И как таскал он подносы с шампанским и гусиной печенкой сомнительным парочкам, иногда предлагавшим ему разделить с ними компанию, и в глазах у них тогда мерцали, дружески подмигивая ему, «любовь» и «рококо». Но и тут он оказывался слишком скромен и наивен для того, чтобы доставить им такое удовольствие. Он был словно в клетке, обнесенной колючей проволокой. А похотливым мечтаниям предавался, лишь оставшись в одиночестве. Но даже позволяя памяти отметать эти мучительные для себя эпизоды, я направляю ее вперед, к тому дню, когда в третьеразрядном буфете Бернского вокзала я встретился с бескорыстнейшим герром Оллингером и, благодаря проявленному им великодушию, произошло знакомство, совершенно изменившее мою жизнь, и боюсь, что и вашу жизнь, Джек, хоть вам еще и предстоит узнать, в какой именно степени.
Воспоминания мои о том, как Пим очутился в университете и почему он там очутился, тоже не столь уж приятны. Он сделал это для конспирации. Все, как всегда, во имя конспирации, скажем так, и хватит об этом. Он устроился тогда служителем в зимнее помещение цирка, и располагался этот цирк возле самого железнодорожного вокзала, где так часто заканчивались его опасливые прогулки по городу. Почему-то его привлекли слоны. Помыть слона может каждый дурак, но Пим был удивлен, поняв, как трудно, оказывается, попадать в ведро кончиком огромной двадцатифутовой щетки, когда единственный свет — это отблеск прожектора на потолке. На рассвете, когда работа его заканчивалась, он шел в ночлежку Армии. Спасения, ставшую его временным Эскотом, и каждый раз в осеннем тумане перед ним вырисовывался зеленый купол университета — храм, призывавший его обратиться в истинную веру. Так или иначе, но ему предстояло войти внутрь этого храма, потому что даже больше ищеек герра Бертля страшило его другое — то, что Рик, несмотря даже на временную неплатежеспособность, однажды возникнет в облаке пыли от «бентли» и увезет его домой.

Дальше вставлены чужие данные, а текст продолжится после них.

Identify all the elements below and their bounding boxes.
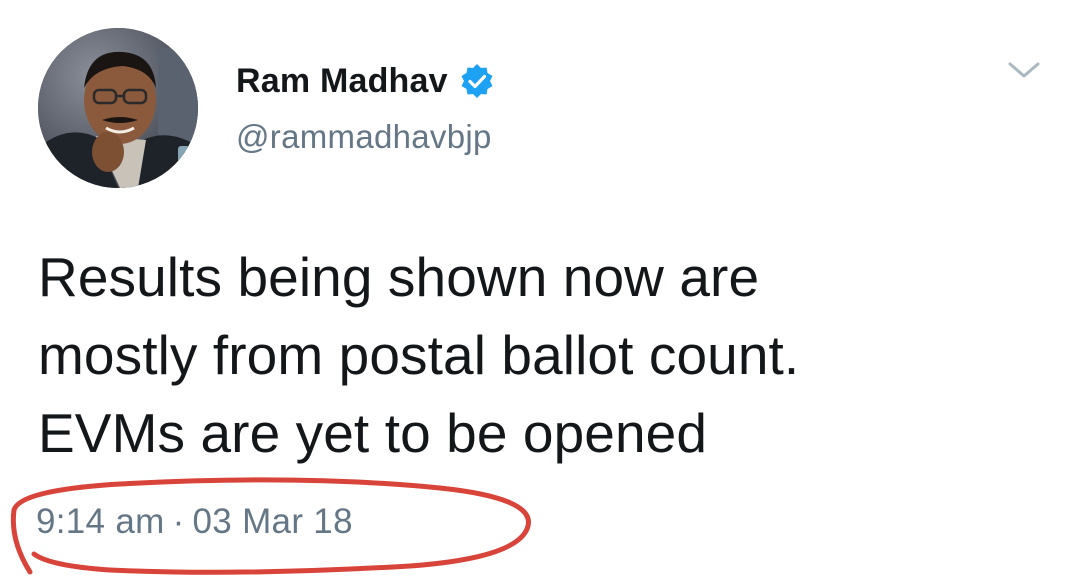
author-handle[interactable]: @rammadhavbjp — [236, 118, 494, 156]
tweet-card: Ram Madhav @rammadhavbjp Results being s… — [0, 0, 1080, 576]
tweet-timestamp[interactable]: 9:14 am · 03 Mar 18 — [36, 502, 353, 542]
avatar[interactable] — [38, 28, 198, 188]
author-display-name[interactable]: Ram Madhav — [236, 62, 448, 101]
author-name-row: Ram Madhav — [236, 58, 494, 104]
author-block: Ram Madhav @rammadhavbjp — [236, 58, 494, 156]
timestamp-separator: · — [172, 502, 185, 541]
tweet-text: Results being shown now are mostly from … — [38, 246, 800, 464]
tweet-date: 03 Mar 18 — [192, 502, 353, 541]
verified-badge-icon — [460, 64, 494, 98]
tweet-time: 9:14 am — [36, 502, 165, 541]
chevron-down-icon[interactable] — [1006, 58, 1042, 82]
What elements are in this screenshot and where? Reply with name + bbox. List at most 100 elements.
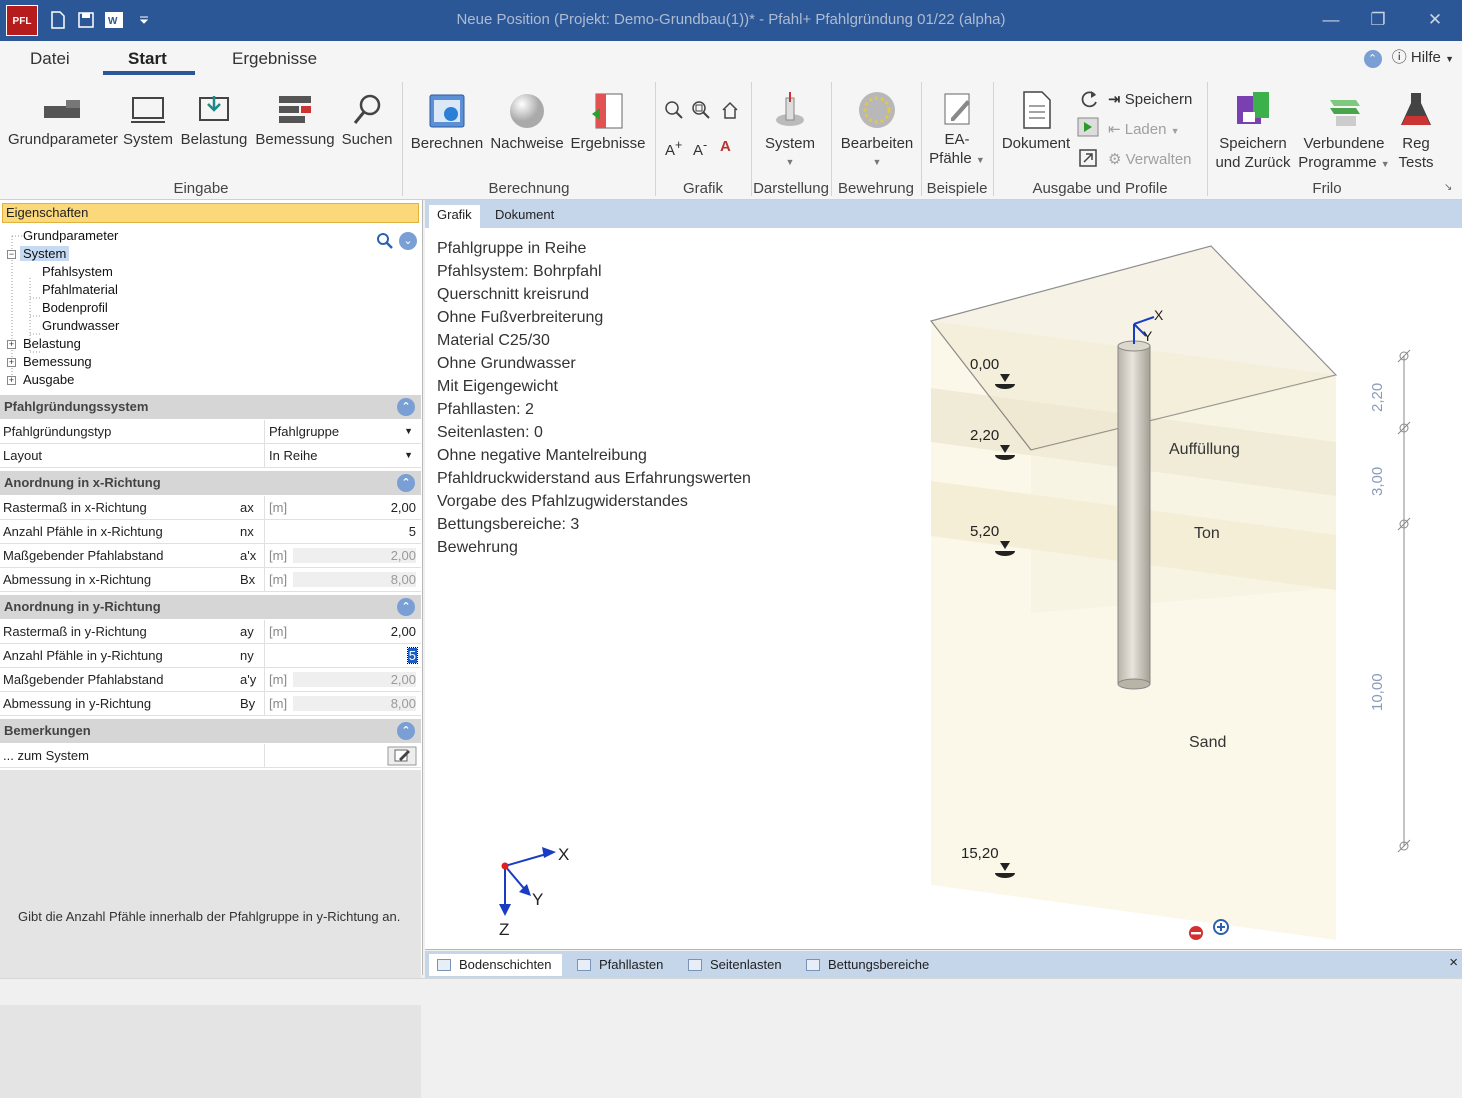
prop-row[interactable]: ... zum System: [0, 744, 421, 768]
tree-ausgabe[interactable]: Ausgabe: [23, 372, 74, 387]
tab-dokument[interactable]: Dokument: [487, 205, 562, 228]
search-icon[interactable]: [376, 232, 394, 250]
rastermass-x-input[interactable]: 2,00: [391, 496, 416, 519]
tree-pfahlsystem[interactable]: Pfahlsystem: [42, 264, 113, 279]
export-icon[interactable]: [1078, 148, 1098, 168]
section-collapse-icon[interactable]: ⌃: [397, 398, 415, 416]
zoom-window-icon[interactable]: [691, 100, 711, 120]
ergebnisse-button[interactable]: Ergebnisse: [570, 92, 646, 153]
rastermass-y-input[interactable]: 2,00: [391, 620, 416, 643]
tree-expand-icon[interactable]: +: [7, 340, 16, 349]
tree-grundparameter[interactable]: Grundparameter: [23, 228, 118, 243]
anzahl-y-input[interactable]: 5: [406, 647, 419, 664]
speichern-zurueck-button[interactable]: Speichern und Zurück: [1212, 90, 1294, 172]
pfahlgruendungstyp-select[interactable]: Pfahlgruppe: [269, 420, 416, 443]
speichern-zurueck-label-1: Speichern: [1219, 135, 1287, 152]
tab-bodenschichten[interactable]: Bodenschichten: [429, 954, 562, 976]
prop-row[interactable]: Rastermaß in x-Richtung ax [m] 2,00: [0, 496, 421, 520]
system-button[interactable]: System: [122, 92, 174, 149]
section-anordnung-x[interactable]: Anordnung in x-Richtung ⌃: [0, 471, 421, 495]
edit-note-icon[interactable]: [387, 746, 417, 766]
bemessung-button[interactable]: Bemessung: [254, 92, 336, 149]
font-increase-icon[interactable]: A+: [665, 138, 682, 159]
chevron-down-icon[interactable]: ▼: [1445, 54, 1454, 64]
tree-system[interactable]: System: [20, 246, 70, 261]
collapse-ribbon-icon[interactable]: ⌃: [1363, 50, 1382, 68]
tree-expand-icon[interactable]: +: [7, 376, 16, 385]
section-collapse-icon[interactable]: ⌃: [397, 722, 415, 740]
tab-grafik[interactable]: Grafik: [429, 205, 480, 228]
tree-collapse-icon[interactable]: −: [7, 250, 16, 259]
dropdown-arrow-icon[interactable]: ▼: [404, 420, 413, 443]
expand-all-icon[interactable]: ⌄: [399, 232, 417, 250]
prop-row[interactable]: Layout In Reihe ▼: [0, 444, 421, 468]
tree-expand-icon[interactable]: +: [7, 358, 16, 367]
tab-start[interactable]: Start: [128, 49, 167, 69]
nachweise-button[interactable]: Nachweise: [488, 92, 566, 153]
font-settings-icon[interactable]: A: [720, 138, 731, 155]
pile-axis-x-label: X: [1154, 307, 1164, 323]
divider: [264, 520, 265, 544]
speichern-profile-button[interactable]: ⇥ Speichern: [1108, 90, 1192, 108]
ea-pfaehle-button[interactable]: EA- Pfähle ▼: [926, 92, 988, 170]
add-icon[interactable]: [1213, 919, 1229, 935]
remove-icon[interactable]: [1188, 925, 1204, 941]
section-bemerkungen[interactable]: Bemerkungen ⌃: [0, 719, 421, 743]
berechnen-button[interactable]: Berechnen: [410, 92, 484, 153]
tree-belastung[interactable]: Belastung: [23, 336, 81, 351]
prop-row[interactable]: Anzahl Pfähle in y-Richtung ny 5: [0, 644, 421, 668]
laden-button[interactable]: ⇤ Laden ▼: [1108, 120, 1180, 138]
suchen-button[interactable]: Suchen: [340, 92, 394, 149]
prop-row[interactable]: Rastermaß in y-Richtung ay [m] 2,00: [0, 620, 421, 644]
prop-row[interactable]: Pfahlgründungstyp Pfahlgruppe ▼: [0, 420, 421, 444]
grundparameter-icon: [44, 100, 80, 118]
tree-grundwasser[interactable]: Grundwasser: [42, 318, 119, 333]
home-view-icon[interactable]: [720, 100, 740, 120]
layer-label-ton: Ton: [1194, 525, 1220, 542]
section-pfahlgruendungssystem[interactable]: Pfahlgründungssystem ⌃: [0, 395, 421, 419]
section-collapse-icon[interactable]: ⌃: [397, 598, 415, 616]
tab-datei[interactable]: Datei: [30, 49, 70, 69]
prop-row[interactable]: Anzahl Pfähle in x-Richtung nx 5: [0, 520, 421, 544]
verbundene-programme-button[interactable]: Verbundene Programme ▼: [1296, 90, 1392, 174]
profile-icon[interactable]: [1076, 116, 1100, 138]
refresh-icon[interactable]: [1078, 88, 1100, 110]
close-icon[interactable]: ×: [1449, 954, 1458, 971]
tree-bemessung[interactable]: Bemessung: [23, 354, 92, 369]
tab-bettungsbereiche[interactable]: Bettungsbereiche: [798, 954, 939, 976]
graphic-canvas[interactable]: Pfahlgruppe in Reihe Pfahlsystem: Bohrpf…: [425, 228, 1462, 950]
verwalten-button[interactable]: ⚙ Verwalten: [1108, 150, 1192, 168]
edit-document-icon: [944, 93, 970, 125]
layout-select[interactable]: In Reihe: [269, 444, 416, 467]
section-anordnung-y[interactable]: Anordnung in y-Richtung ⌃: [0, 595, 421, 619]
tree-pfahlmaterial[interactable]: Pfahlmaterial: [42, 282, 118, 297]
bearbeiten-button[interactable]: Bearbeiten ▼: [838, 90, 916, 172]
tree-bodenprofil[interactable]: Bodenprofil: [42, 300, 108, 315]
dialog-launcher-icon[interactable]: ↘: [1444, 182, 1452, 193]
anzahl-x-input[interactable]: 5: [409, 520, 416, 543]
darstellung-system-button[interactable]: System ▼: [760, 90, 820, 172]
belastung-button[interactable]: Belastung: [180, 92, 248, 149]
programs-stack-icon: [1330, 100, 1360, 126]
zoom-icon[interactable]: [664, 100, 684, 120]
table-icon: [806, 959, 820, 971]
restore-icon[interactable]: ❐: [1365, 8, 1391, 32]
calculator-icon: [429, 94, 465, 128]
ergebnisse-label: Ergebnisse: [570, 135, 646, 152]
dropdown-arrow-icon[interactable]: ▼: [404, 444, 413, 467]
tab-ergebnisse[interactable]: Ergebnisse: [232, 49, 317, 69]
font-decrease-icon[interactable]: A-: [693, 138, 707, 159]
help-question-icon[interactable]: ⓘ: [1392, 49, 1407, 66]
tab-pfahllasten[interactable]: Pfahllasten: [569, 954, 673, 976]
window-title: Neue Position (Projekt: Demo-Grundbau(1)…: [456, 11, 1006, 28]
close-window-icon[interactable]: ✕: [1422, 8, 1448, 32]
section-collapse-icon[interactable]: ⌃: [397, 474, 415, 492]
dokument-button[interactable]: Dokument: [1000, 90, 1072, 153]
prop-symbol: ny: [240, 648, 254, 663]
grundparameter-button[interactable]: Grundparameter: [8, 92, 118, 149]
minimize-icon[interactable]: —: [1318, 8, 1344, 32]
reg-tests-button[interactable]: Reg Tests: [1392, 90, 1440, 172]
chevron-down-icon: ▼: [785, 157, 795, 167]
help-button[interactable]: Hilfe: [1411, 49, 1441, 66]
tab-seitenlasten[interactable]: Seitenlasten: [680, 954, 792, 976]
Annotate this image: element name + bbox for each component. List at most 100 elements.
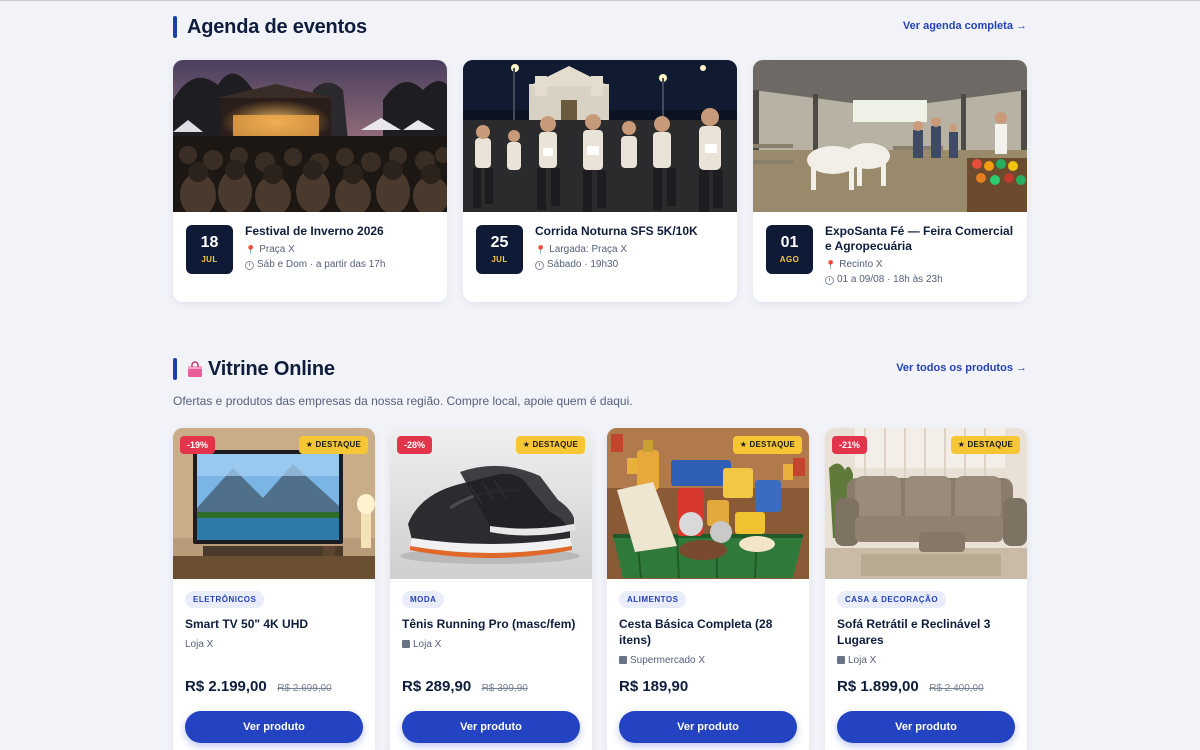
view-full-agenda-link[interactable]: Ver agenda completa → (903, 20, 1027, 32)
event-location-text: Recinto X (839, 259, 883, 270)
event-date-badge: 25 JUL (476, 225, 523, 274)
product-name: Sofá Retrátil e Reclinável 3 Lugares (837, 617, 991, 647)
event-time: Sábado · 19h30 (535, 259, 731, 271)
page-content: Agenda de eventos Ver agenda completa → (173, 1, 1027, 750)
event-card[interactable]: 01 AGO ExpoSanta Fé — Feira Comercial e … (753, 60, 1027, 302)
section-accent-bar (173, 16, 177, 38)
highlight-badge: ★ DESTAQUE (732, 436, 802, 454)
product-price: R$ 1.899,00 R$ 2.400,00 (837, 678, 984, 696)
events-title: Agenda de eventos (187, 16, 367, 38)
category-tag: MODA (402, 591, 445, 608)
event-month: JUL (491, 255, 508, 264)
old-price: R$ 399,90 (481, 683, 528, 694)
showcase-subtitle: Ofertas e produtos das empresas da nossa… (173, 394, 633, 408)
event-time: Sáb e Dom · a partir das 17h (245, 259, 441, 271)
showcase-header: Vitrine Online Ver todos os produtos → (173, 356, 1027, 386)
event-image-night-run (463, 60, 737, 212)
current-price: R$ 2.199,00 (185, 678, 267, 695)
event-time-text: Sábado · 19h30 (547, 259, 619, 270)
current-price: R$ 289,90 (402, 678, 472, 695)
event-info: ExpoSanta Fé — Feira Comercial e Agropec… (825, 224, 1021, 286)
events-list: 18 JUL Festival de Inverno 2026 📍 Praça … (173, 60, 1027, 303)
event-location-text: Largada: Praça X (549, 244, 628, 255)
showcase-title-text: Vitrine Online (208, 358, 335, 380)
view-product-button[interactable]: Ver produto (185, 711, 363, 743)
event-location: 📍 Largada: Praça X (535, 244, 731, 256)
old-price: R$ 2.699,00 (277, 683, 332, 694)
product-store: Loja X (837, 655, 876, 666)
event-day: 01 (780, 234, 799, 251)
discount-badge: -19% (180, 436, 216, 454)
event-info: Festival de Inverno 2026 📍 Praça X Sáb e… (245, 224, 441, 271)
product-name: Cesta Básica Completa (28 itens) (619, 617, 773, 647)
event-card[interactable]: 18 JUL Festival de Inverno 2026 📍 Praça … (173, 60, 447, 302)
event-image-festival (173, 60, 447, 212)
event-day: 25 (490, 234, 509, 251)
discount-badge: -28% (397, 436, 433, 454)
event-title: Festival de Inverno 2026 (245, 224, 384, 238)
store-name: Loja X (185, 639, 214, 650)
old-price: R$ 2.400,00 (929, 683, 984, 694)
view-product-button[interactable]: Ver produto (619, 711, 797, 743)
highlight-badge: ★ DESTAQUE (950, 436, 1020, 454)
event-card[interactable]: 25 JUL Corrida Noturna SFS 5K/10K 📍 Larg… (463, 60, 737, 302)
store-name: Loja X (413, 639, 442, 650)
product-name: Smart TV 50" 4K UHD (185, 617, 309, 631)
store-icon (402, 640, 410, 648)
map-pin-icon: 📍 (535, 245, 547, 255)
clock-icon (825, 275, 834, 285)
current-price: R$ 189,90 (619, 678, 689, 695)
view-product-button[interactable]: Ver produto (837, 711, 1015, 743)
event-day: 18 (200, 234, 219, 251)
product-card[interactable]: -19% ★ DESTAQUE ELETRÔNICOS Smart TV 50"… (173, 428, 375, 750)
event-time: 01 a 09/08 · 18h às 23h (825, 274, 1021, 286)
store-name: Loja X (848, 655, 877, 666)
product-card[interactable]: -28% ★ DESTAQUE MODA Tênis Running Pro (… (390, 428, 592, 750)
event-info: Corrida Noturna SFS 5K/10K 📍 Largada: Pr… (535, 224, 731, 271)
showcase-title: Vitrine Online (187, 356, 335, 382)
shopping-bag-icon (187, 358, 203, 377)
event-time-text: 01 a 09/08 · 18h às 23h (837, 274, 943, 285)
product-price: R$ 289,90 R$ 399,90 (402, 678, 528, 696)
store-name: Supermercado X (630, 655, 706, 666)
events-header: Agenda de eventos Ver agenda completa → (173, 14, 1027, 44)
map-pin-icon: 📍 (245, 245, 257, 255)
product-name: Tênis Running Pro (masc/fem) (402, 617, 576, 631)
category-tag: ALIMENTOS (619, 591, 687, 608)
product-store: Loja X (185, 639, 213, 650)
event-time-text: Sáb e Dom · a partir das 17h (257, 259, 386, 270)
highlight-badge: ★ DESTAQUE (515, 436, 585, 454)
event-image-expo (753, 60, 1027, 212)
event-location: 📍 Praça X (245, 244, 441, 256)
event-location: 📍 Recinto X (825, 259, 1021, 271)
product-card[interactable]: ★ DESTAQUE ALIMENTOS Cesta Básica Comple… (607, 428, 809, 750)
clock-icon (535, 260, 544, 270)
map-pin-icon: 📍 (825, 260, 837, 270)
clock-icon (245, 260, 254, 270)
event-month: AGO (779, 255, 800, 264)
event-date-badge: 18 JUL (186, 225, 233, 274)
product-store: Loja X (402, 639, 441, 650)
product-card[interactable]: -21% ★ DESTAQUE CASA & DECORAÇÃO Sofá Re… (825, 428, 1027, 750)
store-icon (837, 656, 845, 664)
view-all-products-link[interactable]: Ver todos os produtos → (896, 362, 1027, 374)
product-price: R$ 2.199,00 R$ 2.699,00 (185, 678, 332, 696)
product-image-sneaker: -28% ★ DESTAQUE (390, 428, 592, 579)
category-tag: CASA & DECORAÇÃO (837, 591, 947, 608)
event-month: JUL (201, 255, 218, 264)
category-tag: ELETRÔNICOS (185, 591, 265, 608)
event-date-badge: 01 AGO (766, 225, 813, 274)
event-title: Corrida Noturna SFS 5K/10K (535, 224, 698, 238)
highlight-badge: ★ DESTAQUE (298, 436, 368, 454)
product-image-sofa: -21% ★ DESTAQUE (825, 428, 1027, 579)
event-location-text: Praça X (259, 244, 295, 255)
product-store: Supermercado X (619, 655, 705, 666)
product-price: R$ 189,90 (619, 678, 688, 696)
product-image-tv: -19% ★ DESTAQUE (173, 428, 375, 579)
store-icon (619, 656, 627, 664)
event-title: ExpoSanta Fé — Feira Comercial e Agropec… (825, 224, 1014, 253)
product-image-grocery-basket: ★ DESTAQUE (607, 428, 809, 579)
view-product-button[interactable]: Ver produto (402, 711, 580, 743)
current-price: R$ 1.899,00 (837, 678, 919, 695)
section-accent-bar (173, 358, 177, 380)
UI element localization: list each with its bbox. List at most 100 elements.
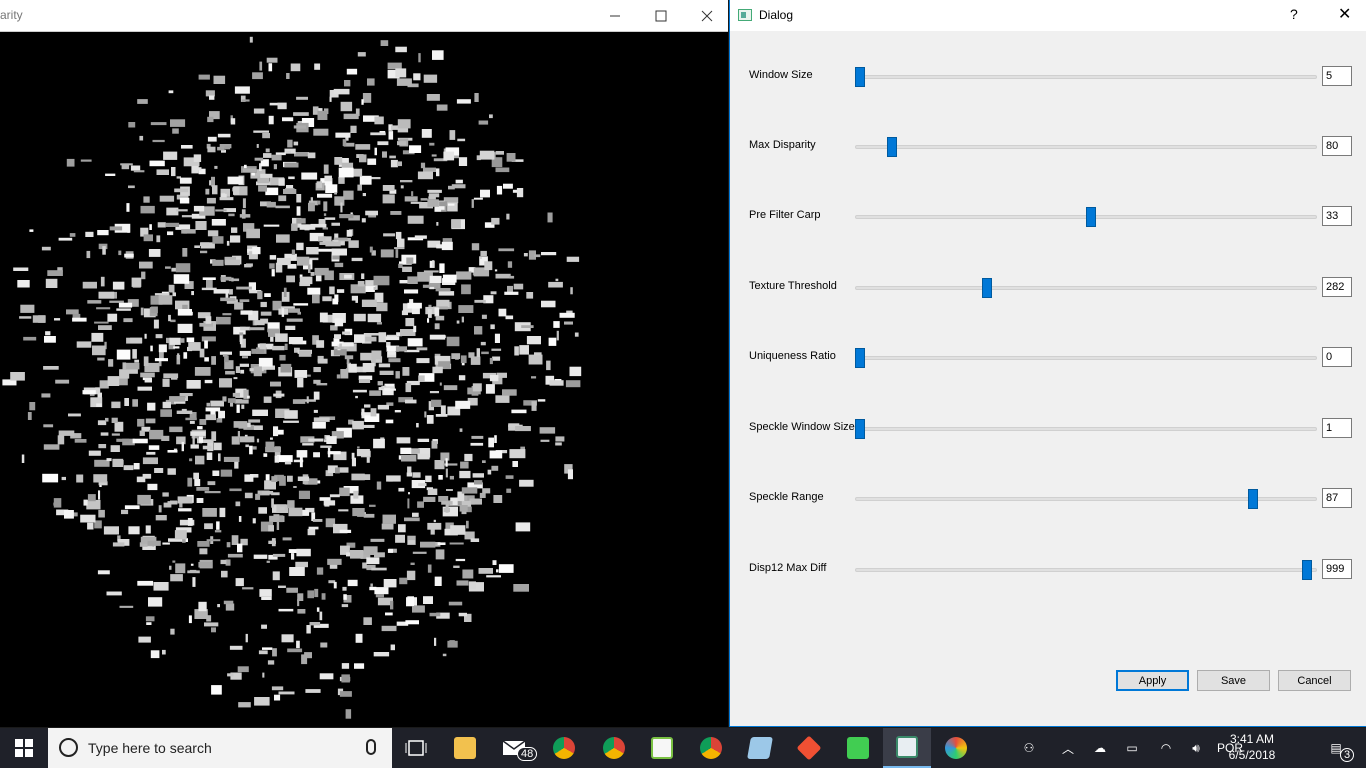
window-size-spinbox[interactable]: 5 bbox=[1322, 66, 1352, 86]
uniqueness-ratio-slider[interactable] bbox=[855, 346, 1317, 370]
people-icon: ⚇ bbox=[1023, 741, 1035, 755]
slider-handle[interactable] bbox=[855, 348, 865, 368]
slider-track bbox=[855, 568, 1317, 572]
minimize-icon bbox=[610, 15, 620, 17]
param-window-size: Window Size 5 bbox=[730, 65, 1366, 89]
search-placeholder: Type here to search bbox=[88, 740, 212, 756]
param-pre-filter-carp: Pre Filter Carp 33 bbox=[730, 205, 1366, 229]
param-label: Texture Threshold bbox=[749, 280, 837, 292]
max-disparity-slider[interactable] bbox=[855, 135, 1317, 159]
windows-logo-icon bbox=[15, 739, 33, 757]
taskbar-file-explorer[interactable] bbox=[441, 728, 489, 768]
taskbar-clock[interactable]: 3:41 AM 6/5/2018 bbox=[1222, 731, 1282, 763]
show-hidden-icons[interactable]: ︿ bbox=[1056, 728, 1080, 768]
task-view-button[interactable] bbox=[392, 728, 440, 768]
start-button[interactable] bbox=[0, 728, 48, 768]
disparity-window: arity bbox=[0, 0, 728, 727]
slider-track bbox=[855, 427, 1317, 431]
folder-icon bbox=[454, 737, 476, 759]
dialog-close-button[interactable]: ✕ bbox=[1338, 4, 1351, 24]
param-texture-threshold: Texture Threshold 282 bbox=[730, 276, 1366, 300]
disparity-window-title: arity bbox=[0, 8, 23, 22]
save-button[interactable]: Save bbox=[1197, 670, 1270, 691]
param-uniqueness-ratio: Uniqueness Ratio 0 bbox=[730, 346, 1366, 370]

Он выдумывал для Рика истории — выдумывал красиво, с фантазией. «Я получил стипендию для иностранцев, о которой говорил. Я изучаю швейцарское законодательство, немецкую юриспруденцию, законы Древнего Рима и все кодексы, какие только есть. Вдобавок, от греха подальше, я еще посещаю вечернюю школу». Он расхваливал эрудицию своих несуществующих педагогов и благочестие университетских капелланов. Но агентурные способности Рика, используемые, правда, им весьма нерегулярно, все же внушали уважение. Пим знал, что не может чувствовать себя в безопасности, пока не облечет в плоть и кровь свои фантазии. И однажды утром он, набравшись храбрости, направился куда следовало. Вначале он соврал насчет аттестата, потом — насчет возраста, потому что одно было связано с другим. Выложив последнюю из новеньких купюр Е. Вебер коротко стриженному кассиру, он получил в обмен серое, в коленкоровом переплете удостоверение с фотографией, подарившее ему законный статус. Ни один фальшивый документ, которых я немало получал в своей жизни, не наполнял мое сердце такой радостью и гордостью. Пим отдал бы за него все, чем располагал, а располагал он еще семьюдесятью одним франком. Philosophie Zwei[32] — так назывался факультет Пима, а о том, чему там учили, я имею представление весьма приблизительное, ибо Пим подавал заявление на юридический, но почему-то его отправили на философский. Гораздо больше он извлекал из чтения и перевода студенческих воззваний на доске объявлений, приглашавших его на митинги и собрания и позволивших ему вновь ощутить пульс и кипение политических баталий, впервые со времен тех дискуссий, когда Олли и мистер Кадлав метали громы и молнии против богатеев, а Липси убеждала его в бессмысленности накопительства. Вам тоже памятны эти собрания, Джек, хотя и в другом аспекте, а почему — мы вскоре к этому подойдем.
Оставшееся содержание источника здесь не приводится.